Но эти мысли лишь вернули ему чувство безнадежности, которое он испытывал уже столько раз за последнее время. Если Ньют и остальные не были способны разгадать Лабиринт, спустя два года поисков, то казалось невозможным, что тут вообще есть решение. Тот факт, что Глэйдеры до сих пор не сдались, говорил больше о качествах самих людей, чем о чем-либо еще.
И теперь он один из них.
«Это моя жизнь», - думал он. - «Жить в гигантском лабиринте, наполненном жуткими чудовищами». Грусть заполняла его как яд. Крики Алби, теперь раздающиеся на расстоянии, делали только хуже. Ему приходилось зажимать уши каждый раз, когда он слышал их.

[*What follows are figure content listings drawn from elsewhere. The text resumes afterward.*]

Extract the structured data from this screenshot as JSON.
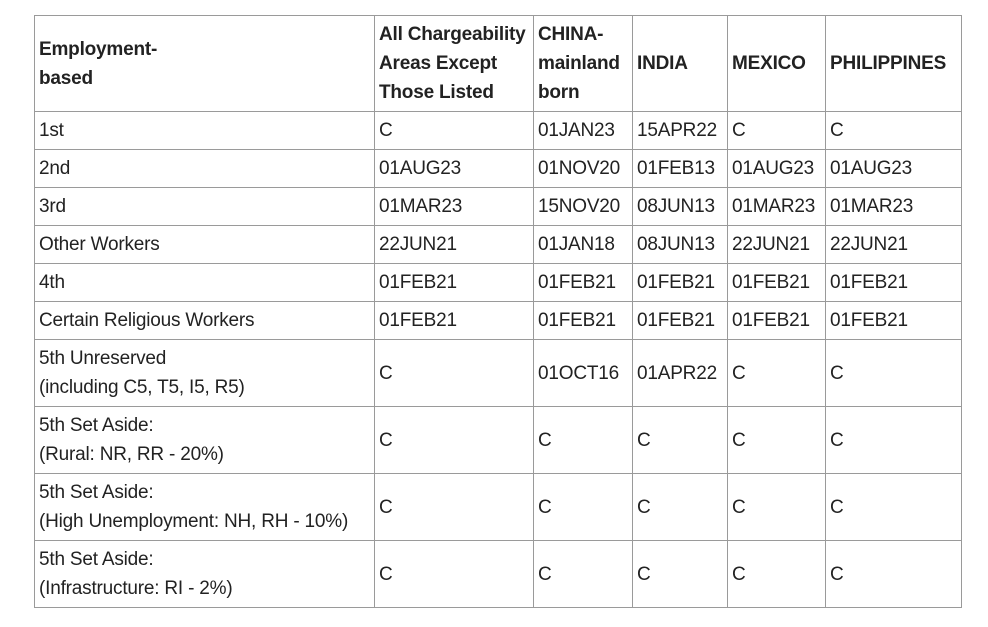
{
  "table": {
    "headers": [
      [
        "Employment-",
        "based"
      ],
      [
        "All Chargeability",
        "Areas Except",
        "Those Listed"
      ],
      [
        "CHINA-",
        "mainland",
        "born"
      ],
      [
        "INDIA"
      ],
      [
        "MEXICO"
      ],
      [
        "PHILIPPINES"
      ]
    ],
    "rows": [
      {
        "category": [
          "1st"
        ],
        "values": [
          "C",
          "01JAN23",
          "15APR22",
          "C",
          "C"
        ]
      },
      {
        "category": [
          "2nd"
        ],
        "values": [
          "01AUG23",
          "01NOV20",
          "01FEB13",
          "01AUG23",
          "01AUG23"
        ]
      },
      {
        "category": [
          "3rd"
        ],
        "values": [
          "01MAR23",
          "15NOV20",
          "08JUN13",
          "01MAR23",
          "01MAR23"
        ]
      },
      {
        "category": [
          "Other Workers"
        ],
        "values": [
          "22JUN21",
          "01JAN18",
          "08JUN13",
          "22JUN21",
          "22JUN21"
        ]
      },
      {
        "category": [
          "4th"
        ],
        "values": [
          "01FEB21",
          "01FEB21",
          "01FEB21",
          "01FEB21",
          "01FEB21"
        ]
      },
      {
        "category": [
          "Certain Religious Workers"
        ],
        "values": [
          "01FEB21",
          "01FEB21",
          "01FEB21",
          "01FEB21",
          "01FEB21"
        ]
      },
      {
        "category": [
          "5th Unreserved",
          "(including C5, T5, I5, R5)"
        ],
        "values": [
          "C",
          "01OCT16",
          "01APR22",
          "C",
          "C"
        ]
      },
      {
        "category": [
          "5th Set Aside:",
          "(Rural: NR, RR - 20%)"
        ],
        "values": [
          "C",
          "C",
          "C",
          "C",
          "C"
        ]
      },
      {
        "category": [
          "5th Set Aside:",
          "(High Unemployment: NH, RH - 10%)"
        ],
        "values": [
          "C",
          "C",
          "C",
          "C",
          "C"
        ]
      },
      {
        "category": [
          "5th Set Aside:",
          "(Infrastructure: RI - 2%)"
        ],
        "values": [
          "C",
          "C",
          "C",
          "C",
          "C"
        ]
      }
    ]
  }
}
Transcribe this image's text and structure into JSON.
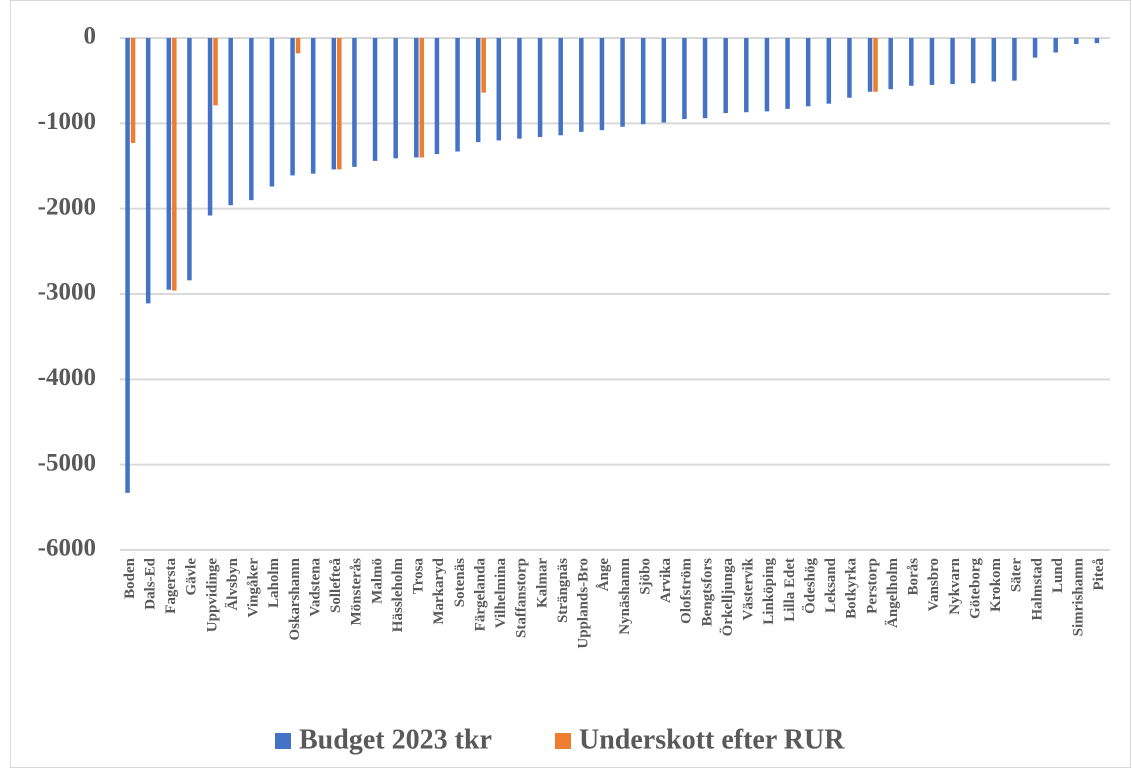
{
  "chart_data": {
    "type": "bar",
    "categories": [
      "Boden",
      "Dals-Ed",
      "Fagersta",
      "Gävle",
      "Uppvidinge",
      "Älvsbyn",
      "Vingåker",
      "Laholm",
      "Oskarshamn",
      "Vadstena",
      "Sollefteå",
      "Mönsterås",
      "Malmö",
      "Hässleholm",
      "Trosa",
      "Markaryd",
      "Sotenäs",
      "Färgelanda",
      "Vilhelmina",
      "Staffanstorp",
      "Kalmar",
      "Strängnäs",
      "Upplands-Bro",
      "Ånge",
      "Nynäshamn",
      "Sjöbo",
      "Arvika",
      "Olofström",
      "Bengtsfors",
      "Örkelljunga",
      "Västervik",
      "Linköping",
      "Lilla Edet",
      "Ödeshög",
      "Leksand",
      "Botkyrka",
      "Perstorp",
      "Ängelholm",
      "Borås",
      "Vansbro",
      "Nykvarn",
      "Göteborg",
      "Krokom",
      "Säter",
      "Halmstad",
      "Lund",
      "Simrishamn",
      "Piteå"
    ],
    "series": [
      {
        "name": "Budget 2023 tkr",
        "color": "#4472c4",
        "values": [
          -5330,
          -3110,
          -2950,
          -2840,
          -2080,
          -1960,
          -1900,
          -1740,
          -1610,
          -1590,
          -1540,
          -1510,
          -1440,
          -1410,
          -1400,
          -1360,
          -1330,
          -1220,
          -1200,
          -1180,
          -1160,
          -1140,
          -1100,
          -1080,
          -1040,
          -1010,
          -990,
          -950,
          -940,
          -880,
          -870,
          -860,
          -830,
          -800,
          -770,
          -700,
          -630,
          -600,
          -560,
          -550,
          -540,
          -530,
          -510,
          -500,
          -230,
          -170,
          -70,
          -60
        ]
      },
      {
        "name": "Underskott efter RUR",
        "color": "#ed7d31",
        "values": [
          -1230,
          null,
          -2960,
          null,
          -790,
          null,
          null,
          null,
          -180,
          null,
          -1540,
          null,
          null,
          null,
          -1400,
          null,
          null,
          -640,
          null,
          null,
          null,
          null,
          null,
          null,
          null,
          null,
          null,
          null,
          null,
          null,
          null,
          null,
          null,
          null,
          null,
          null,
          -630,
          null,
          null,
          null,
          null,
          null,
          null,
          null,
          null,
          null,
          null,
          null
        ]
      }
    ],
    "ylim": [
      -6000,
      0
    ],
    "yticks": [
      0,
      -1000,
      -2000,
      -3000,
      -4000,
      -5000,
      -6000
    ],
    "grid": true,
    "legend": "bottom"
  }
}
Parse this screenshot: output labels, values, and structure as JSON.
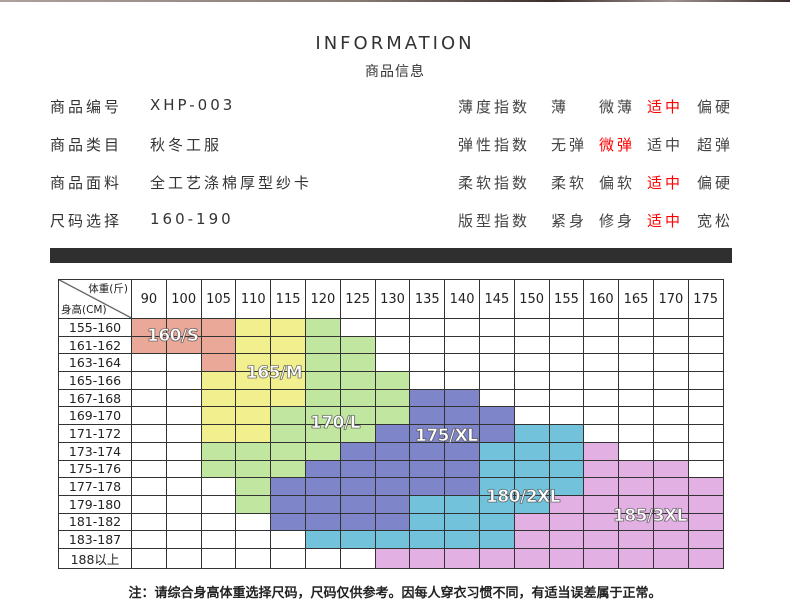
{
  "header": {
    "title": "INFORMATION",
    "subtitle": "商品信息"
  },
  "details": [
    {
      "label": "商品编号",
      "value": "XHP-003"
    },
    {
      "label": "商品类目",
      "value": "秋冬工服"
    },
    {
      "label": "商品面料",
      "value": "全工艺涤棉厚型纱卡"
    },
    {
      "label": "尺码选择",
      "value": "160-190"
    }
  ],
  "indices": [
    {
      "label": "薄度指数",
      "options": [
        "薄",
        "微薄",
        "适中",
        "偏硬"
      ],
      "selected": 2
    },
    {
      "label": "弹性指数",
      "options": [
        "无弹",
        "微弹",
        "适中",
        "超弹"
      ],
      "selected": 1
    },
    {
      "label": "柔软指数",
      "options": [
        "柔软",
        "偏软",
        "适中",
        "偏硬"
      ],
      "selected": 2
    },
    {
      "label": "版型指数",
      "options": [
        "紧身",
        "修身",
        "适中",
        "宽松"
      ],
      "selected": 2
    }
  ],
  "accent_color": "#ff0000",
  "size_chart": {
    "weight_header": "体重(斤)",
    "height_header": "身高(CM)",
    "weights": [
      "90",
      "100",
      "105",
      "110",
      "115",
      "120",
      "125",
      "130",
      "135",
      "140",
      "145",
      "150",
      "155",
      "160",
      "165",
      "170",
      "175"
    ],
    "heights": [
      "155-160",
      "161-162",
      "163-164",
      "165-166",
      "167-168",
      "169-170",
      "171-172",
      "173-174",
      "175-176",
      "177-178",
      "179-180",
      "181-182",
      "183-187",
      "188以上"
    ],
    "sizes": {
      "S": "160/S",
      "M": "165/M",
      "L": "170/L",
      "X": "175/XL",
      "2": "180/2XL",
      "3": "185/3XL"
    },
    "size_colors": {
      "S": "#eaa898",
      "M": "#f2f08e",
      "L": "#c0e6a0",
      "X": "#7f85c9",
      "2": "#72c2dc",
      "3": "#e2b0e2"
    },
    "grid": [
      "SSSMML...........",
      "SSSMMLL..........",
      "..SMMLL..........",
      "..MMMLLL.........",
      "..MMMLLLXX.......",
      "..MMLLLLXXX......",
      "..MMLLLXXXX22....",
      "..LLLLXXXX2223...",
      "..LLLXXXXX222333.",
      "...LXXXXXX2223333",
      "...LXXXX222233333",
      "....XXXX222333333",
      ".....222222333333",
      ".......3333333333"
    ]
  },
  "note": "注：请综合身高体重选择尺码，尺码仅供参考。因每人穿衣习惯不同，有适当误差属于正常。"
}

В конце концов день приблизился к завершению, и заход солнца привел с собой уже ставшее знакомым грохотание четырех Дверей, закрывающихся на ночь. Томас не помнил свою жизнь до Коробки, но сейчас он был уверен, что закончились самые ужасные двадцать четыре часа его существования.
Уже после того, как стемнело, Чак принес ему ужин и большой стакан холодной воды.
- Спасибо, - сказал Томас, чувствуя прилив теплоты к мальчику. Он откусил мясо и лапшу с тарелки настолько быстро, насколько могли двигаться его руки. – Мне это было так нужно, - пробубнил он между откусываниями. Он сделал большой глоток воды, затем снова накинулся на еду. Он не осознавал, насколько был голоден, пока не начал есть.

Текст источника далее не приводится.